本人の習熟度に応じて業務量を徐々に増やしていくこと
入社当初は、バックヤードの業務を行うが、本人の希望や習熟度に応じて、店内でも商品の陳列や商品仕分けなどの業務に配置換えを行うこともある。基本は本人が希望する仕事を中心に配置換えするようにしている。
図等を活用した業務マニュアルを作成する、業務指示は内容を明確にし、一つずつ行う等作業手順を分かりやすく示すこと
作業マニュアルについては、障害に応じた特別なものは作成したり準備したりはしていない。エルダーが実際に作業を行っていることを見せることで、覚えさせるようにしている。
出退勤時刻・休暇・休憩に関し、通院・体調に配慮すること
障害のある社員の雇用形態は1年契約のパートタイム社員であるが、賞与や福利厚生等は正社員と同様としている。勤務時間は基本、8時間勤務であるが、本人の障害特性により6時間での短い時間勤務としている例もある。勤務時間は契約更新の際に本人と相談しながら見直しを行っている。

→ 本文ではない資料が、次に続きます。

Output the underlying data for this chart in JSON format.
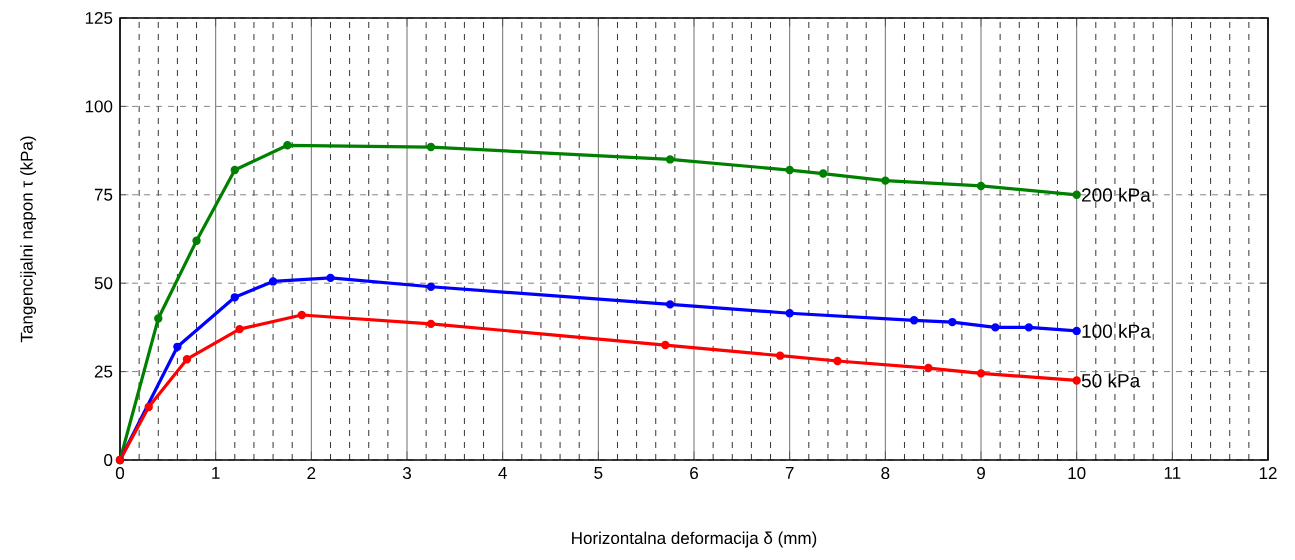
{
  "chart_data": {
    "type": "line",
    "xlabel": "Horizontalna deformacija δ (mm)",
    "ylabel": "Tangencijalni napon τ (kPa)",
    "xlim": [
      0,
      12
    ],
    "xticks": [
      0,
      1,
      2,
      3,
      4,
      5,
      6,
      7,
      8,
      9,
      10,
      11,
      12
    ],
    "ylim": [
      0,
      125
    ],
    "yticks": [
      0,
      25,
      50,
      75,
      100,
      125
    ],
    "grid": true,
    "marker": "circle",
    "line_style": "solid",
    "series": [
      {
        "name": "200 kPa",
        "color": "#008000",
        "x": [
          0,
          0.4,
          0.8,
          1.2,
          1.75,
          3.25,
          5.75,
          7,
          7.35,
          8,
          9,
          10
        ],
        "values": [
          0,
          40,
          62,
          82,
          89,
          88.5,
          85,
          82,
          81,
          79,
          77.5,
          75
        ]
      },
      {
        "name": "100 kPa",
        "color": "#0000ff",
        "x": [
          0,
          0.6,
          1.2,
          1.6,
          2.2,
          3.25,
          5.75,
          7,
          8.3,
          8.7,
          9.15,
          9.5,
          10
        ],
        "values": [
          0,
          32,
          46,
          50.5,
          51.5,
          49,
          44,
          41.5,
          39.5,
          39,
          37.5,
          37.5,
          36.5
        ]
      },
      {
        "name": "50 kPa",
        "color": "#ff0000",
        "x": [
          0,
          0.3,
          0.7,
          1.25,
          1.9,
          3.25,
          5.7,
          6.9,
          7.5,
          8.45,
          9,
          10
        ],
        "values": [
          0,
          15,
          28.5,
          37,
          41,
          38.5,
          32.5,
          29.5,
          28,
          26,
          24.5,
          22.5
        ]
      }
    ]
  }
}
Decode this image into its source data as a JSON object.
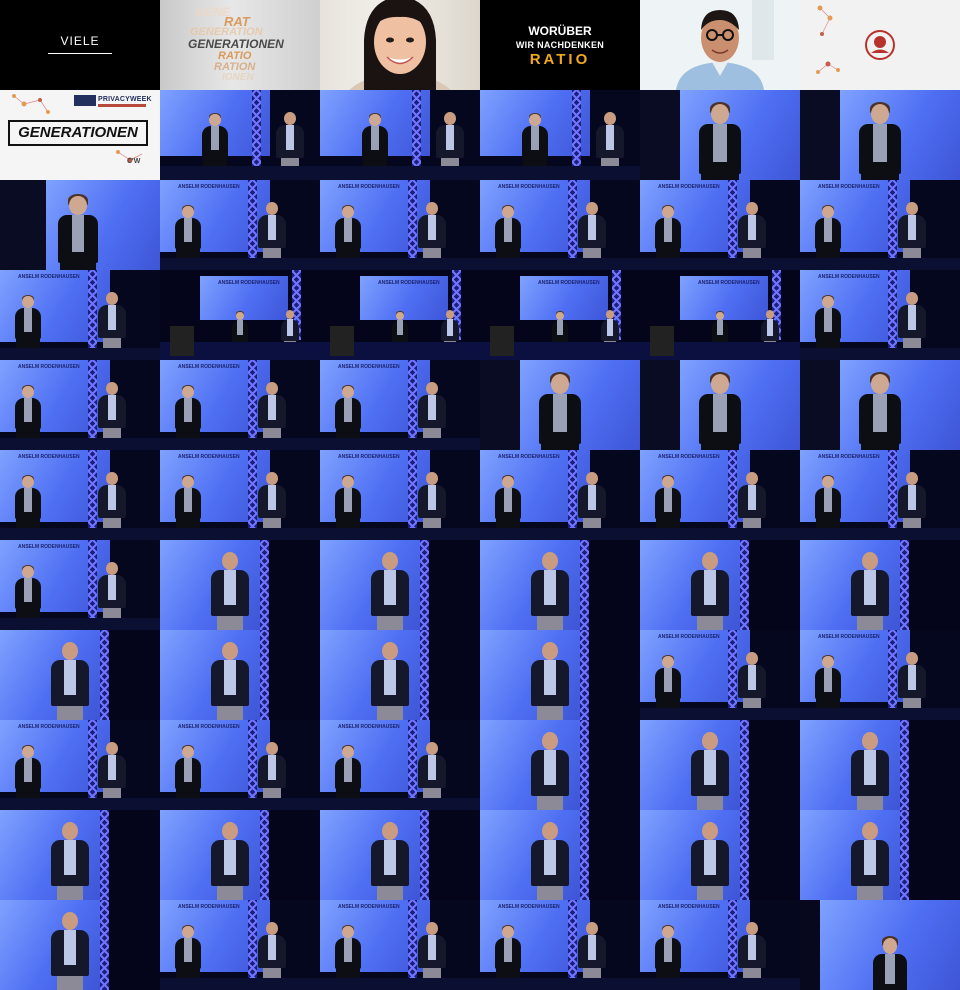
{
  "tiles_title": {
    "viele": "VIELE",
    "words": [
      "GENE",
      "RAT",
      "GENERATION",
      "GENERATIONEN",
      "RATIO",
      "RATION",
      "IONEN"
    ],
    "ratio_lines": [
      "WORÜBER",
      "WIR NACHDENKEN",
      "RATIO"
    ],
    "generationen": "GENERATIONEN",
    "privacyweek": "PRIVACYWEEK",
    "cw": "C'W"
  },
  "stage": {
    "speaker_label": "ANSELM RODENHAUSEN",
    "colors": {
      "screen": "#6f8cff",
      "truss": "#2b33b9",
      "floor": "#0b0f32",
      "accent": "#f0a81e"
    }
  },
  "photos": [
    {
      "scene": "wide-two"
    },
    {
      "scene": "wide-two"
    },
    {
      "scene": "wide-two"
    },
    {
      "scene": "close-woman"
    },
    {
      "scene": "close-woman"
    },
    {
      "scene": "close-woman-left"
    },
    {
      "scene": "two"
    },
    {
      "scene": "two"
    },
    {
      "scene": "two"
    },
    {
      "scene": "two"
    },
    {
      "scene": "two"
    },
    {
      "scene": "two"
    },
    {
      "scene": "wide-room"
    },
    {
      "scene": "wide-room"
    },
    {
      "scene": "wide-room"
    },
    {
      "scene": "wide-room"
    },
    {
      "scene": "two"
    },
    {
      "scene": "two"
    },
    {
      "scene": "two"
    },
    {
      "scene": "two"
    },
    {
      "scene": "close-woman"
    },
    {
      "scene": "close-woman"
    },
    {
      "scene": "close-woman"
    },
    {
      "scene": "two"
    },
    {
      "scene": "two"
    },
    {
      "scene": "two"
    },
    {
      "scene": "two"
    },
    {
      "scene": "two"
    },
    {
      "scene": "two"
    },
    {
      "scene": "two"
    },
    {
      "scene": "man"
    },
    {
      "scene": "man"
    },
    {
      "scene": "man"
    },
    {
      "scene": "man"
    },
    {
      "scene": "man"
    },
    {
      "scene": "man"
    },
    {
      "scene": "man"
    },
    {
      "scene": "man"
    },
    {
      "scene": "man"
    },
    {
      "scene": "two"
    },
    {
      "scene": "two"
    },
    {
      "scene": "two"
    },
    {
      "scene": "two"
    },
    {
      "scene": "two"
    },
    {
      "scene": "man"
    },
    {
      "scene": "man"
    },
    {
      "scene": "man"
    },
    {
      "scene": "man"
    },
    {
      "scene": "man"
    },
    {
      "scene": "man"
    },
    {
      "scene": "man"
    },
    {
      "scene": "man"
    },
    {
      "scene": "man"
    },
    {
      "scene": "man"
    },
    {
      "scene": "two"
    },
    {
      "scene": "two"
    },
    {
      "scene": "two"
    },
    {
      "scene": "two"
    },
    {
      "scene": "close-woman-bottom"
    }
  ]
}
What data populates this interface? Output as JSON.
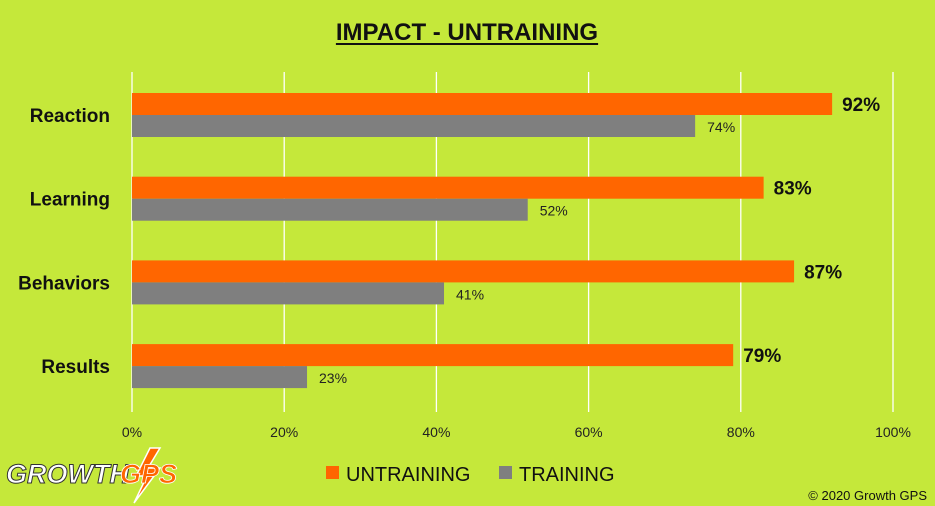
{
  "chart_data": {
    "type": "bar",
    "orientation": "horizontal",
    "title": "IMPACT - UNTRAINING",
    "categories": [
      "Reaction",
      "Learning",
      "Behaviors",
      "Results"
    ],
    "series": [
      {
        "name": "UNTRAINING",
        "values": [
          92,
          83,
          87,
          79
        ],
        "labels": [
          "92%",
          "83%",
          "87%",
          "79%"
        ],
        "color": "#ff6600"
      },
      {
        "name": "TRAINING",
        "values": [
          74,
          52,
          41,
          23
        ],
        "labels": [
          "74%",
          "52%",
          "41%",
          "23%"
        ],
        "color": "#7f7f7f"
      }
    ],
    "xlim": [
      0,
      100
    ],
    "xticks": [
      "0%",
      "20%",
      "40%",
      "60%",
      "80%",
      "100%"
    ],
    "grid": true,
    "legend_position": "bottom-center"
  },
  "logo": {
    "part1": "GROWTH",
    "part2": "GPS"
  },
  "copyright": "© 2020 Growth GPS",
  "colors": {
    "background": "#c5e83a",
    "grid": "#ffffff",
    "accent": "#ff6600",
    "secondary": "#7f7f7f"
  }
}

本人のプライバシーに配慮した上で、他の労働者に対し、障害の内容や必要な配慮等を説明すること
本人の情報(日常生活・健康・作業・コミュニケーションの状況等)は、職場実習の段階で本社人事部に特別支援学校から提供され、人事部から配置される店舗の店長に伝えられ、店長からエルダーへも伝え情報共有を行っている。エルダー以外の社員については店長の判断で対象者と接する機会の多い者等には必要最小限の説明を行っている。
その他の配慮
同社は、障害のある社員に対し、様々な配慮を行っているが、決して特別な存在として扱っているわけではなく、同社にとって「知的障害者はまじめで仕事も正確」という評価で、重要な戦力であるという位置づけである。それは、同社の一部の考えではなく、社長以下、社員全員も同じである。また、ふだんの昼食時も他の社員と食事を共にしたり、福利厚生のイベントなどでもコミュニケーションを図り、社内の融和につながっている。
障害者への配慮の提供にあたり、障害者と話し合いを行った時期・頻度等の配慮提供の手続きの詳細
本社人事部の担当社員が月1回ぐらいのペースで定期的に障害のある社員が配置されている各店舗を回り、チェックリストに基づき、本人と直接、面接を行っている(知的障害に限らず障害のある社員全員に行っている)。この面接は、必ず個室で行い、店長やエルダーは同席させず、本人が何でも話せる環境のもとで行う。本人により良い職場環境を実現できるように配慮し行っている。
配慮を受けている障害者の意見・感想等
内定証書授与式、入社式に出席した時は緊張しましたが、これで社員になれたと思いました。入社式は親も一緒に出させていただいたので、自分のことを見てもらって嬉しかったです。エルダー制度ではとても優しく教えてもらっています。間違っている時にはきちんと教えてくれます。だから間違ったままにしないで済んでよかったと思います。今も分からない事がある時にはすぐに聞くようにしています。聞いた時には分かりやすく教えてもらっています。